Lorenzo non sa nulla di tutto questo, troppo giovane per aver vissuto i tempi d’oro del gaming da passeggio. Eppure, la sua naturale attrazione per la tecnologia mi ha spinto a portarlo sulla strada del retrogaming, o almeno a dargli una piccola infarinatura di quello che fu e che ha aperto la strada a tutto quello che è arrivato dopo. I suoi occhi vispi, contornati da una netta corona di lentiggini, si erano già posati in precedenza sul mio Nintendo Switch e su qualche titolo per PlayStation 4, ma è la prima volta che quelle sue manine fameliche e affamate di novità stringono un gioiellino tech di tale portata storica. Sapevo, per esperienza diretta, che giocare al Game Boy oggi, nel 2019, può regalare sensazioni molto diverse da quelle che animano i nostri ricordi. Eppure, il mio esperimento con Lorenzo – figlio primogenito di mia cugina per una volta alle prese con lo zio più nerd che ci sia! – ha lasciato anche a me un senso di stupore e un certo retrogusto di scoperta, aprendo anche per me che scrivo un sentiero fatto di pixel grezzi e di capolavori inarrivabili, un viale dei ricordi pennellato da schermi in bianco e nero e pile stilo da ricaricare.

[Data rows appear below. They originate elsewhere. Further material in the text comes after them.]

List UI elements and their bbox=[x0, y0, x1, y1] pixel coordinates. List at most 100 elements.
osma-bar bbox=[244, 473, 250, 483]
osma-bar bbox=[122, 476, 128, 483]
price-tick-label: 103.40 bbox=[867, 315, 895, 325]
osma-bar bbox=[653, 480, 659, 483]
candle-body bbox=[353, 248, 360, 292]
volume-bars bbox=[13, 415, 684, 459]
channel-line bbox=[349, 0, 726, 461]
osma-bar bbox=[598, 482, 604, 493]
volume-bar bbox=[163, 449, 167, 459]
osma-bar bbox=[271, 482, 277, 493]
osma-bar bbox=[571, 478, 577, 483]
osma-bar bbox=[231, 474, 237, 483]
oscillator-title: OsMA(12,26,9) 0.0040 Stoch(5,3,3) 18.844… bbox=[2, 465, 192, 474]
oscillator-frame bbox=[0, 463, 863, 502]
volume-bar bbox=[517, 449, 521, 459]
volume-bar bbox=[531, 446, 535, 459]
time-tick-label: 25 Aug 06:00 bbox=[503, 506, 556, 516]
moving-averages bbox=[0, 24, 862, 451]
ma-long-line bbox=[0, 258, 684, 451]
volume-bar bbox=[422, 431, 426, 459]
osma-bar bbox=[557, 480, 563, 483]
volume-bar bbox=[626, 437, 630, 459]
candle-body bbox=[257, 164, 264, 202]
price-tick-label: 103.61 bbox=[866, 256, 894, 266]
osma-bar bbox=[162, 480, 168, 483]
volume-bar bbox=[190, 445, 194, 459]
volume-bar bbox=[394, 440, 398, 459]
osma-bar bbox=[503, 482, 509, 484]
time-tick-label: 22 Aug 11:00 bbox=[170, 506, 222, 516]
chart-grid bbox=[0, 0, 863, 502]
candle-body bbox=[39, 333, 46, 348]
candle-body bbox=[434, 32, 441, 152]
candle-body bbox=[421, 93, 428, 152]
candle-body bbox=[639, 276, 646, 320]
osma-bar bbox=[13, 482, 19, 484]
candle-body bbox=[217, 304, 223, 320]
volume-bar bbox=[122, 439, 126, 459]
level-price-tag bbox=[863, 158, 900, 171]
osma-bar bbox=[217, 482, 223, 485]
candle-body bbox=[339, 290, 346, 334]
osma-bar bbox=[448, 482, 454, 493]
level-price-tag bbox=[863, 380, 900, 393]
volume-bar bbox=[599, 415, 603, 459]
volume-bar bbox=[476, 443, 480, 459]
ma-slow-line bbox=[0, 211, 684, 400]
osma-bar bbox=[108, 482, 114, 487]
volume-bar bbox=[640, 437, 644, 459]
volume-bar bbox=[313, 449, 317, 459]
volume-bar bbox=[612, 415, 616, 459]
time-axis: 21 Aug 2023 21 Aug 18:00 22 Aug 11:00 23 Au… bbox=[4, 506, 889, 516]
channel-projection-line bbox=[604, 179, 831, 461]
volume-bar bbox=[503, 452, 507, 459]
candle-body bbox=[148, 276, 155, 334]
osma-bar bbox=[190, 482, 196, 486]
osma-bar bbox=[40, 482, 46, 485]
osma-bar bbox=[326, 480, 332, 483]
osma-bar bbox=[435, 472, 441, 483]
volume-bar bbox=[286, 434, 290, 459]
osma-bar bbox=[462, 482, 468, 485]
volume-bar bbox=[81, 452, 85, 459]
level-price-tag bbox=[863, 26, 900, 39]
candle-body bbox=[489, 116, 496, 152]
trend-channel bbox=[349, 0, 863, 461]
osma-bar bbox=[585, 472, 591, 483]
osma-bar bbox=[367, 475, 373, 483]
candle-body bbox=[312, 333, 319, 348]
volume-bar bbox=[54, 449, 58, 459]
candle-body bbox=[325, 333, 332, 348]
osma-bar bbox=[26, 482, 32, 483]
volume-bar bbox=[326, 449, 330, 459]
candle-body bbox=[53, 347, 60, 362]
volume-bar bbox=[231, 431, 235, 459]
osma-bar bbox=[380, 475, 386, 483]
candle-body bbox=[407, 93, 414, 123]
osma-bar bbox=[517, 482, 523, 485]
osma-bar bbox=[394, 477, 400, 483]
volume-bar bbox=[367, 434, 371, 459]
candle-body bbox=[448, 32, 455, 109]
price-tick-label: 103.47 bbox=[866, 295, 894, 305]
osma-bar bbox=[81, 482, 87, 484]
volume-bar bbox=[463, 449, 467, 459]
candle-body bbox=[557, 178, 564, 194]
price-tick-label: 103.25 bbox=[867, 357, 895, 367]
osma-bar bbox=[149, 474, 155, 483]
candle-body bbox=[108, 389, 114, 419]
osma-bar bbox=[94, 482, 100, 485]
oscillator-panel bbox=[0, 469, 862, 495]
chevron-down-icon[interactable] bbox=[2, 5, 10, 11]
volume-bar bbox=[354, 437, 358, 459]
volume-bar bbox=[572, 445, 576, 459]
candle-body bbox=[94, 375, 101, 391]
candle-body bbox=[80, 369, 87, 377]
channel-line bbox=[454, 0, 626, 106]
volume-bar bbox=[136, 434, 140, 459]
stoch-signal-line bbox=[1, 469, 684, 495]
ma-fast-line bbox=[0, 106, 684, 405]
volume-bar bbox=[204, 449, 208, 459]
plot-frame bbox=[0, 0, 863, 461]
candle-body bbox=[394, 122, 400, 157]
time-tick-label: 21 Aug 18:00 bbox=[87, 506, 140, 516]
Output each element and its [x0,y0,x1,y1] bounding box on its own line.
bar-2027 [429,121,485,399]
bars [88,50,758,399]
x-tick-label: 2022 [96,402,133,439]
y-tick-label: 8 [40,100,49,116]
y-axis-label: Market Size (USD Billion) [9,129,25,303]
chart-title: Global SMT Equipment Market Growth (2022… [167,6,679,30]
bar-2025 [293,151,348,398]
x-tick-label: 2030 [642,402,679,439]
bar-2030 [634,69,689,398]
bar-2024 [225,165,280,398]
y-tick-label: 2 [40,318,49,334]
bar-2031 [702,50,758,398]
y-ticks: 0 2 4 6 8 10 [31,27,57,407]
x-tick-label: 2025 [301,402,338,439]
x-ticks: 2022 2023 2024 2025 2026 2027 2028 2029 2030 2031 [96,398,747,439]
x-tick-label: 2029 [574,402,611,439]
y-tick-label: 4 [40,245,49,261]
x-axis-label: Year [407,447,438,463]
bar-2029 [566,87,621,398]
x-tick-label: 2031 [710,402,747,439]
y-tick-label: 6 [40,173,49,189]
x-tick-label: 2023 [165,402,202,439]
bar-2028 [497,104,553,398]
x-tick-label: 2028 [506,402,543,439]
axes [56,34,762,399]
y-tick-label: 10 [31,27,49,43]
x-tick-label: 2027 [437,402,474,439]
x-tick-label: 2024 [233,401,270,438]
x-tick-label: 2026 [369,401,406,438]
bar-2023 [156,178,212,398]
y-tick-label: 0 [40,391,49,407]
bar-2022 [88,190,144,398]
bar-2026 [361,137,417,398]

La scelta è ricaduta su Super Mario Land, ed è stato lo stesso Lorenzo ad essere attratto per prima dall’avventura dell’idraulico baffuto pensata espressamente per Game Boy. In un mucchio di cartucce, ha afferrato con fare sicuro ed entusiasta proprio il gioco con cui ho iniziato anche io a smanettare con la console portatile della “grande N”, dopo cena sul divano con papà. Prima di arrivare effettivamente alla schermata iniziale, però, sono rimasto ad osservarlo. A fissare il suo approccio con quella scatolina di silicio “giocattolosa” e avveniristica. Mi ha chiesto perché fosse così pesante, lui abituato a smartphone ultraleggeri e a pad sempre più ergonomici. Perché lo schermo non rispondesse alla pressione timida delle sue dita, inaspettatamente privo di tecnologia touch. Perché, ancora, dovesse inserire la cartuccia nel retro del device, restando poi quasi deluso dalla totale assenza di colori una volta trovato – a fatica! – il tasto di accensione. Lollo – così lo chiamiamo in famiglia – si è detto addirittura triste per i giocatori del passato, che non potevano godersi quei videogame tanto avanzati che oggi animano i nostri monitor, appoggiandosi pure agli accessori più disparati – dai motion controller ai visori per la realtà virtuale.

I suoi pregiudizi si sono però diradati immediatamente quando ha iniziato effettivamente a giocare al Game Boy. Tasto A, tasto B, poi un colpo alla croce direzionale: Lorenzo è diventato subito Mario sulle tracce dell’inseparabile Principessa Peach, tra salti non sempre riuscitissimi e percorsi segreti non sempre semplici da scovare nei diversi livelli di gioco. Da lì, è stato facilissimo convincerlo a provare Pokémon Rosso e Blu – antenati del suo amatissimo Pokémon GO e dei futuri Spada e Scudo, che aspetta a novembre su Switch con la mia stessa impazienza -, e persino l’inossidabile Tetris, ad oggi ancora il videogioco più venduto della storia e tra quelli che senza dubbio hanno più influenzato la cultura pop tutta. Il rompicapo del russo Pažitnov, a dire il vero, lo ha inizialmente annoiato – “Questo gioco piacerebbe solo a mia mamma!” -, per poi catturarlo completamente, tanto che ho dovuto staccarlo dallo schermo a fatica. Senza dimenticarmi di ringraziarlo, perché oggi Lollo mi ha fatto ricordare perché, quasi 30 anni fa, i videogiochi sono diventati il mio primo grande amore. Capace di resistere alle “ingiurie” del tempo.